26/32 Die Zulässigkeit der Klage ist im Licht der vorstehenden Grundsätze zu beurteilen. Danach kann die Klagebefugnis und das Rechtsschutzinteresse der Kläger, die bei der angefochtenen Wahl zugleich Wähler und Kandidaten waren, nicht bezweifelt werden. Was die in Artikel 90 und 91 des Statuts vorgesehenen Fristen und Förmlichkeiten betrifft, so ergibt der Inhalt der Akten, daß die streitigen Wahlen am 18. März 1975 stattgefunden und die Kläger am 4. April 1975 eine erste Beschwerde an den Vorsitzenden des Wahlvorstandes gerichtet haben. Nachdem diese zurückgewiesen wurde, haben sie am 5. Mai 1975 eine jeweils am 13., 14. und 15. Mai eingegangene Beschwerde an den Präsidenten des Europäischen Parlaments gerichtet. Die Klage ist zusammen mit einem Antrag auf Erlaß vorläufiger Maßnahmen gemäß Artikel 91 Absatz 4 des Statuts am 16. Juni 1975 erhoben worden. Im weiteren Verlauf hat der Präsident des Europäischen Parlaments eine Untersuchung veranlaßt, aufgrund derer er den Klägern unter dem 7. Oktober mitgeteilt hat, daß er ihre Beschwerde angesichts der getroffenen Feststellungen als unbegründet ansehe. Die Zulässigkeit der Klage kann danach im Hinblick auf die in Artikel 90 und 91 des Statuts festgelegten Form- und Fristerfordernisse nicht in Abrede gestellt werden.

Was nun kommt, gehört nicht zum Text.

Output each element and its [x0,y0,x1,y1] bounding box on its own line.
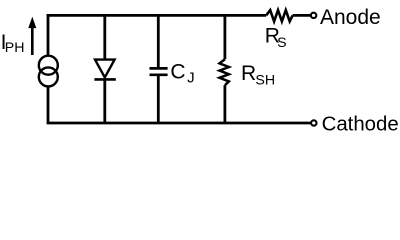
capacitor CJ [150,14,168,123]
cathode terminal [311,120,316,125]
current direction arrow [28,17,36,55]
current source IPH [39,14,58,123]
svg-text:RS: RS [265,25,287,52]
svg-text:Cathode: Cathode [322,114,399,136]
wire bottom rail [47,122,311,125]
anode terminal [311,13,316,18]
wire RS to anode terminal [293,14,311,17]
svg-text:CJ: CJ [170,61,194,87]
svg-text:Anode: Anode [320,6,381,29]
resistor RS [266,10,292,21]
resistor RSH [220,14,229,123]
wire top rail [47,14,267,17]
diode D1 [94,14,115,123]
svg-text:RSH: RSH [241,62,275,88]
svg-text:IPH: IPH [1,31,25,56]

33 Die Rechtssache ist zur Prüfung und Entscheidung über die Begründetheit an die zuständige Kammer zurückzuverweisen.
Kosten
34 Die Kostenentscheidung ist dem Endurteil vorzubehalten.
Aus diesen Gründen
hat
DER GERICHTSHOF
für Recht erkannt und entschieden:
1. Die Klage ist zulässig.
2. Die Rechtssache wird zur Prüfung und Entscheidung über die Begründetheit an die Zweite Kammer zurückverwiesen.
3. Die Kostenentscheidung bleibt dem Endurteil vorbehalten.